For shits and giggles I asked ChatGPT a while back to represent a Pokemon with a Python class, and it gave me working code. Google Bard would trip up and not use the class when I told it to.
I agree with the other comments that ChatGPT isn’t really that good for programming, it hallucinates often and you end up working too hard just to try and figure out what it got wrong. However, I have found a good AI engine, phind.com, that has started to replace my google searches. It’s just a wrapper for ChatGPT, but it cites its sources so you can verify or dig deeper, provides search engine results in a sidebar and has upvote/downvote options to help it improve. So it feels like a personal google “agent” that runs off and googles something for you and comes back with a concise report.

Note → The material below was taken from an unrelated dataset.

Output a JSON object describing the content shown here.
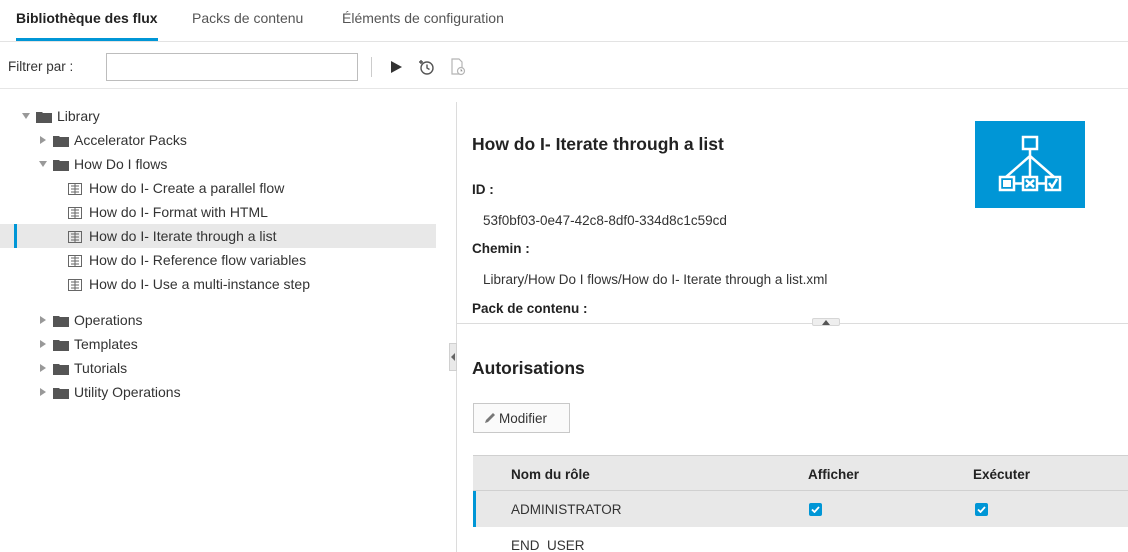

Personally I just can’t work with system that lies to me (even for a little) but all the time.
I tried to use chatGpt and Bing bot and phind.com few times and everytime I got answers that looks like real and looks like correct answer but slightly (and few times completely) wrong.
Everytime I have to reread documentation, check links, investigate is there a reason why LLM answered this way, maybe I wrong this time and LLM found something that I did not found…I agree that phind.com get best results, but every small incorrectness here and there irks me and makes me question myself and answer as whole.
Upd: in general questions, like when you trying to investigate some new field, technology, tooling suite LLM is very, very good. When you want to get something like overview of topic that you interested in.